Provinces newly re-opened (partial) due to removals: Nova Scotia, New Brunswick, Quebec, Manitoba, British Columbia, Ontario (specific CMAs).

Newly Added Provinces/Regions?

In this specific quarterly update, the table shows more removals than new additions. Many CMAs remain above 6% (Ontario/Alberta/BC), but there aren’t major “new province additions”—instead, the rule continues to apply strongly in Ontario, Alberta, and parts of BC, with Saskatchewan (Regina) also remaining above threshold.

ESDC Low-Wage LMIAs Occupations Exemption List

ESDC lists exemptions where applications can remain eligible, including:

  • Primary agriculture
  • Construction (NAICS 23)
  • Food manufacturing (NAICS 311)
  • Hospitals (NAICS 622)
  • Nursing and residential care (NAICS 623)
  • Certain in-home caregiver roles under specified NOC codes (with extra Quebec-specific conditions), plus other limited exemptions.

LMIA Fees And Key Compliance Expectations

Table: Core LMIA Cost And Rule Reminders

Item 2026 requirement (official) Notes
LMIA processing fee $1,000 per position Not refundable if withdrawn/cancelled/negative (except fee collected in error).
Recruitment fees charged to workers Prohibited Recovering any costs from TFWs can lead to a negative decision.
Authorized representatives Must be properly authorized Includes CICC members, law society members, etc.
Refusal triggers Unemployment rule, cap rule, prior revocation, ineligible employers, etc.
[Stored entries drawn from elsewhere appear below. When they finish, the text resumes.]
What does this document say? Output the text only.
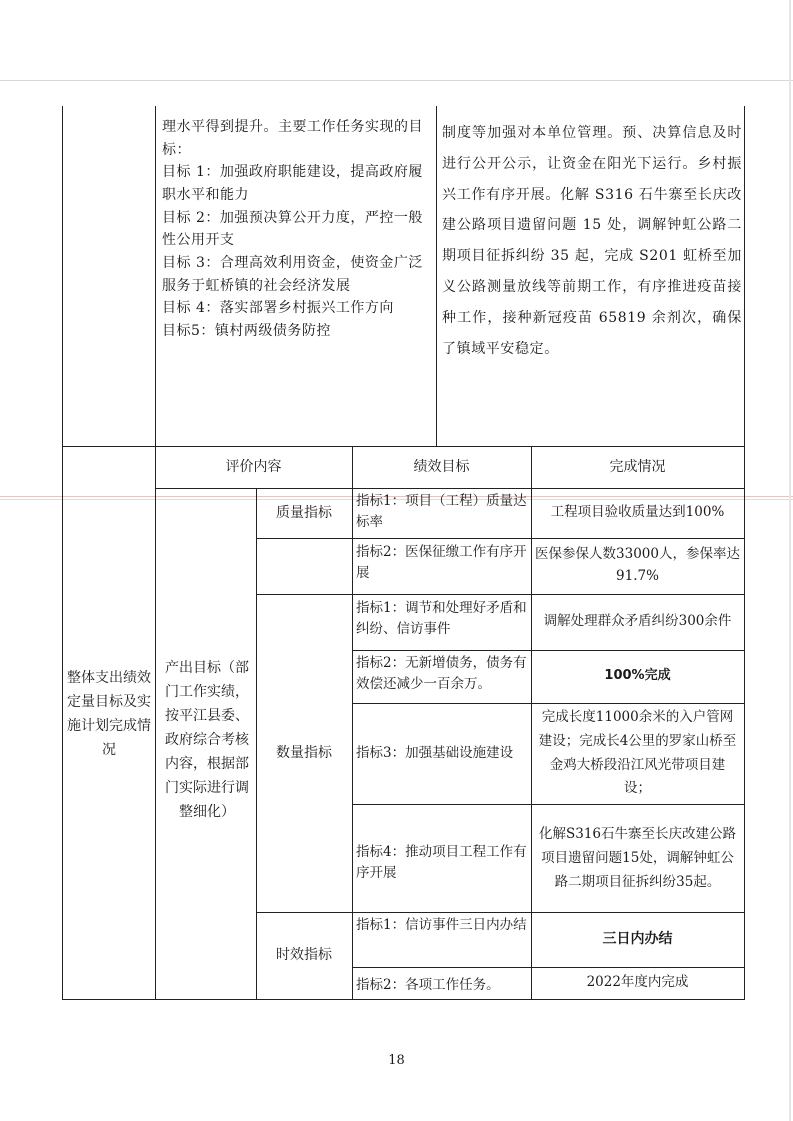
理水平得到提升。主要工作任务实现的目
标：
目标 1：加强政府职能建设，提高政府履
职水平和能力
目标 2：加强预决算公开力度，严控一般
性公用开支
目标 3：合理高效利用资金，使资金广泛
服务于虹桥镇的社会经济发展
目标 4：落实部署乡村振兴工作方向
目标5：镇村两级债务防控
制度等加强对本单位管理。预、决算信息及时进行公开公示，让资金在阳光下运行。乡村振兴工作有序开展。化解 S316 石牛寨至长庆改建公路项目遗留问题 15 处，调解钟虹公路二期项目征拆纠纷 35 起，完成 S201 虹桥至加义公路测量放线等前期工作，有序推进疫苗接种工作，接种新冠疫苗 65819 余剂次，确保了镇域平安稳定。
整体支出绩效定量目标及实施计划完成情况
评价内容	绩效目标	完成情况
产出目标（部门工作实绩，按平江县委、政府综合考核内容，根据部门实际进行调整细化）
质量指标
数量指标
时效指标
指标1：项目（工程）质量达标率
指标2：医保征缴工作有序开展
指标1：调节和处理好矛盾和纠纷、信访事件
指标2：无新增债务，债务有效偿还减少一百余万。
指标3：加强基础设施建设
指标4：推动项目工程工作有序开展
指标1：信访事件三日内办结
指标2：各项工作任务。
工程项目验收质量达到100%
医保参保人数33000人，参保率达91.7%
调解处理群众矛盾纠纷300余件
100%完成
完成长度11000余米的入户管网建设；完成长4公里的罗家山桥至金鸡大桥段沿江风光带项目建设；
化解S316石牛寨至长庆改建公路项目遗留问题15处，调解钟虹公路二期项目征拆纠纷35起。
三日内办结
2022年度内完成
18
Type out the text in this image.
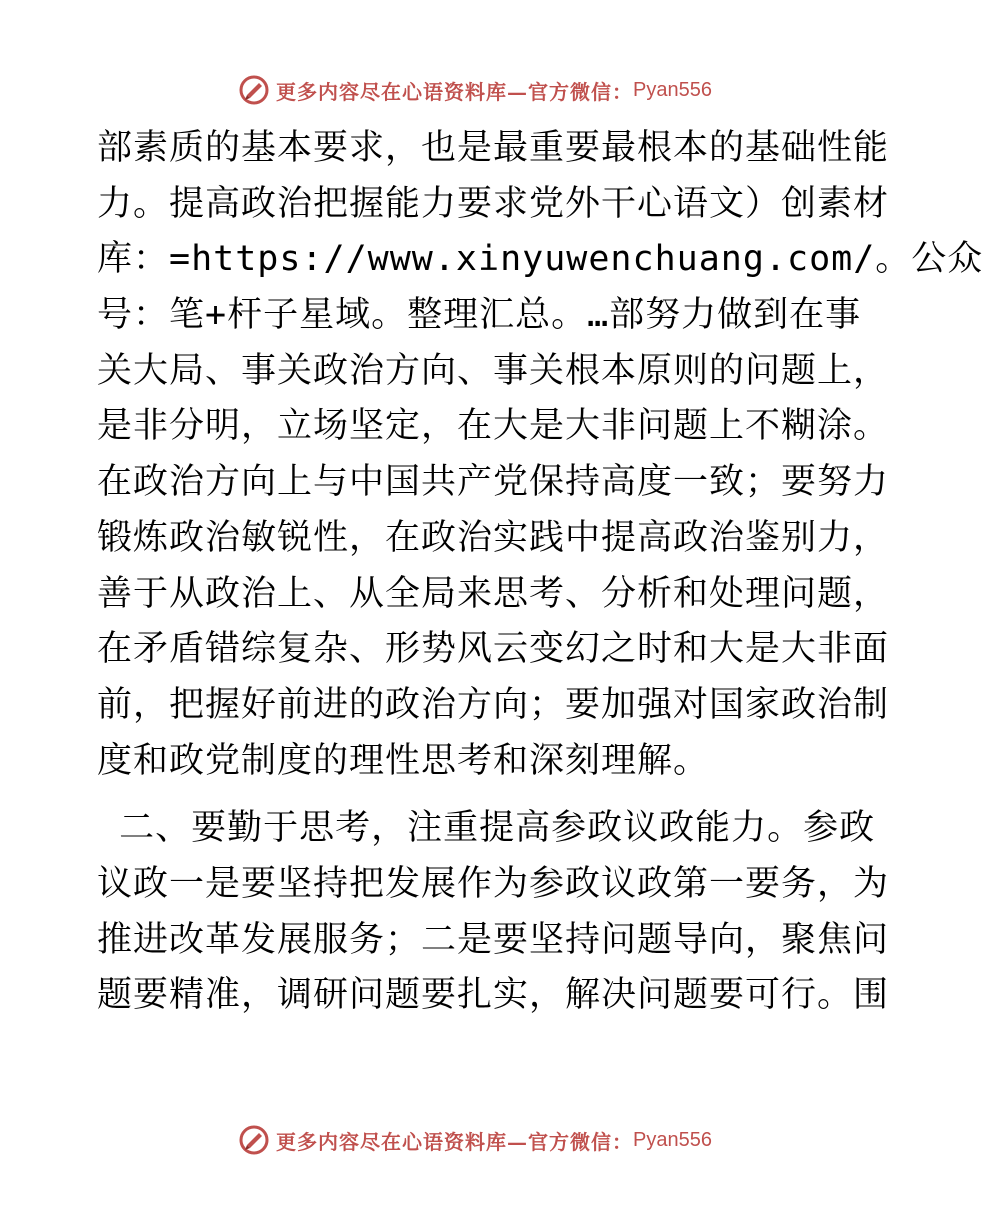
更多内容尽在心语资料库—官方微信： Pyan556
部素质的基本要求，也是最重要最根本的基础性能
力。提高政治把握能力要求党外干心语文）创素材
库：=https://www.xinyuwenchuang.com/。公众
号：笔+杆子星域。整理汇总。…部努力做到在事
关大局、事关政治方向、事关根本原则的问题上，
是非分明，立场坚定，在大是大非问题上不糊涂。
在政治方向上与中国共产党保持高度一致；要努力
锻炼政治敏锐性，在政治实践中提高政治鉴别力，
善于从政治上、从全局来思考、分析和处理问题，
在矛盾错综复杂、形势风云变幻之时和大是大非面
前，把握好前进的政治方向；要加强对国家政治制
度和政党制度的理性思考和深刻理解。
二、要勤于思考，注重提高参政议政能力。参政
议政一是要坚持把发展作为参政议政第一要务，为
推进改革发展服务；二是要坚持问题导向，聚焦问
题要精准，调研问题要扎实，解决问题要可行。围
更多内容尽在心语资料库—官方微信： Pyan556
See refusal-to-process rules.

Key Takeaways (2026 LMIA Update Summary)

  • Jan 1, 2026: Proof of advertising submission is reinstated for primary agriculture LMIAs.
  • Low-wage LMIAs may be refused to process in CMAs with unemployment ≥ 6%, updated quarterly.
  • Wage thresholds are the key switch between high-wage vs low-wage streams and are listed officially by province/territory.
  • Caps remain a major refusal trigger for low-wage applications.
  • Regions “removed/re-opened” for early 2026 include Halifax, Montréal, Winnipeg, and Vancouver based on the latest unemployment table period.